The intrigue: In New York, drawing the safest maps for Democrats could mean propping up Republicans like Rep. Elise Stefanik (R-N.Y.).

  • Under a scenario outlined by Wasserman, her district would get redder in order to benefit Democrats elsewhere.
  • But Gianaris and others pointed out that final U.S. Census Bureau data used for line-drawing hasn't been released, so details about how maps might turn out remain unclear.
2. By the numbers: Supreme Court splits
Expand chart
Data: Ballotpedia; Chart: Will Chase/Axios

More than half of the state supreme courts in the United States have a majority of justices affiliated with the Republican Party, according to a Ballotpedia study reviewed by Stef.

Why it matters: Gerrymandering challenges amid this year's redistricting process and disputes about changes to voting rights — issues with the potential to radically change future election outcomes — would, in some cases, be heard by these courts.

By the numbers: About 52% of the 341 state justices Ballotpedia studied are affiliated with the GOP, compared to a third affiliated with Democrats. The researchers were unable to determine partisan affiliations for the remaining 49.

  • Eight of the nine justices on Washington state's court of last resort were found to be affiliated with the Democratic Party — more than any other state.
  • Texas has the most Republican-affiliated justices, with 18 out of 18 in its two courts of last resort.
3. Biden's ethics thorn

Walter Schaub.
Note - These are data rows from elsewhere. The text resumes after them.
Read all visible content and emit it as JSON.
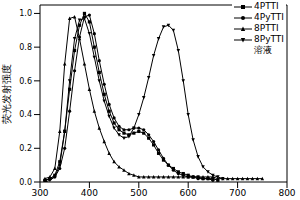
{
  "chart_data": {
    "type": "line",
    "y_label": "荧光发射强度",
    "annotation": "溶液",
    "legend": "upper right",
    "grid": false,
    "x": [
      310,
      320,
      330,
      340,
      350,
      360,
      370,
      380,
      390,
      400,
      410,
      420,
      430,
      440,
      450,
      460,
      470,
      480,
      490,
      500,
      510,
      520,
      530,
      540,
      550,
      560,
      570,
      580,
      590,
      600,
      610,
      620,
      630,
      640,
      650,
      660,
      670,
      680,
      690,
      700,
      710,
      720,
      730,
      740,
      750
    ],
    "xlim": [
      300,
      800
    ],
    "xticks": [
      300,
      400,
      500,
      600,
      700,
      800
    ],
    "ylim": [
      0,
      1.05
    ],
    "yticks": [
      {
        "value": 0,
        "label": "0.0"
      },
      0.2,
      0.4,
      0.6,
      0.8,
      {
        "value": 1,
        "label": "1.0"
      }
    ],
    "series": [
      {
        "name": "4PTTI",
        "color": "#000000",
        "marker": "square",
        "values": [
          0.01,
          0.02,
          0.04,
          0.12,
          0.3,
          0.55,
          0.78,
          0.93,
          1.0,
          0.95,
          0.8,
          0.65,
          0.52,
          0.42,
          0.35,
          0.31,
          0.29,
          0.28,
          0.29,
          0.3,
          0.29,
          0.26,
          0.22,
          0.17,
          0.13,
          0.1,
          0.08,
          0.06,
          0.05,
          0.04,
          0.03,
          0.03,
          0.02,
          0.02,
          0.02,
          0.01,
          null,
          null,
          null,
          null,
          null,
          null,
          null,
          null,
          null
        ]
      },
      {
        "name": "4PyTTI",
        "color": "#000000",
        "marker": "circle",
        "values": [
          0.01,
          0.02,
          0.03,
          0.08,
          0.2,
          0.42,
          0.66,
          0.86,
          0.98,
          0.99,
          0.88,
          0.72,
          0.58,
          0.46,
          0.38,
          0.33,
          0.31,
          0.31,
          0.32,
          0.32,
          0.31,
          0.28,
          0.24,
          0.19,
          0.14,
          0.1,
          0.07,
          0.05,
          0.04,
          0.03,
          0.03,
          0.02,
          0.02,
          0.02,
          0.01,
          null,
          null,
          null,
          null,
          null,
          null,
          null,
          null,
          null,
          null
        ]
      },
      {
        "name": "8PTTI",
        "color": "#000000",
        "marker": "triangle",
        "values": [
          0.02,
          0.03,
          0.08,
          0.3,
          0.7,
          0.97,
          0.98,
          0.85,
          0.7,
          0.55,
          0.42,
          0.32,
          0.24,
          0.17,
          0.12,
          0.09,
          0.07,
          0.05,
          0.04,
          0.03,
          0.03,
          0.03,
          0.03,
          0.03,
          0.03,
          0.03,
          0.03,
          0.03,
          0.03,
          0.03,
          0.03,
          0.03,
          0.03,
          0.03,
          0.03,
          0.02,
          0.02,
          0.02,
          0.02,
          0.02,
          0.02,
          0.02,
          0.02,
          0.02,
          0.02
        ]
      },
      {
        "name": "8PyTTI",
        "color": "#000000",
        "marker": "triangle-down",
        "values": [
          0.0,
          0.01,
          0.03,
          0.1,
          0.3,
          0.6,
          0.85,
          0.96,
          0.97,
          0.88,
          0.74,
          0.6,
          0.48,
          0.39,
          0.32,
          0.28,
          0.26,
          0.27,
          0.32,
          0.4,
          0.5,
          0.62,
          0.75,
          0.85,
          0.92,
          0.93,
          0.9,
          0.78,
          0.6,
          0.4,
          0.25,
          0.15,
          0.09,
          0.06,
          0.04,
          0.03,
          0.02,
          null,
          null,
          null,
          null,
          null,
          null,
          null,
          null
        ]
      }
    ]
  }
}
Photo: Mark Wilson/Getty Images

The biggest critic of the Biden White House's ethics program isn't a Republican, congressional investigator or whistleblower — it's an ex-federal employee with a huge social media following, Axios' Lachlan Markay reports.

Driving the news: Walter Shaub — who directed the Office of Government Ethics from 2013 to mid-2017, and was an outspoken critic of corruption under former President Trump — has gone from Biden administration job-seeker to foremost critic of what he sees as its lackluster approach to ethics and transparency.

What they're saying: "I wound up, I think, drawing two different types of people: those who truly care about democracy and those who just didn't like Trump," Shaub tells Axios.

  • "And now the wheat and the chaff are separating and I'm keeping the ones who truly care about government ethics and losing the ones who only cared about Trump."

Shaub says he voted for President Biden and even sought work in the White House or a federal agency. But his frequent broadsides since have provided plenty of ammunition for Biden's critics.

  • The Republican National Committee is the latest to seize on Shaub's public pronouncements, circulating cable news clips of him criticizing the Biden White House's treatment of high-profile ethics matters.

The big picture: Shaub argues the Biden administration has taken a lawyerly, compliance-focused approach and is "pretty good at following the literal rules of government ethics."

  • It falls short of addressing an existential threat to institutions designed to root out corruption and self-dealing.
  • "We've just come through a four-year period when we learned that our rules, our laws, our existing systems for government ethics, were always too weak and were ripe for being kicked over by a corrupt official," he said.

Details: Shaub points to a few examples he says underscore the problems.

  • Hunter Biden's art career: Shaub says the White House's refusal to disclose more information about the people reportedly paying hundreds of thousands of dollars for the president's son's art creates a potentially huge opportunity for corruption.
  • The Energy secretary's investments: Jennifer Granholm took flack for her investment — since divested — in a renewable energy firm promoted by the White House. It's "probably technically legal," Shaub says, but looks terrible.
  • The Ricchetti family: Biden counselor Steve Ricchetti's brother is a lobbyist, and other members of his family are sprinkled throughout the administration. Shaub says it reeks of nepotism.

Keep reading.

4. Pic du jour

Photo: Drew Angerer/Getty Images

President Biden joked as he arrived at the National Constitution Center that "I used to be important" — chairman of the organization's board of directors.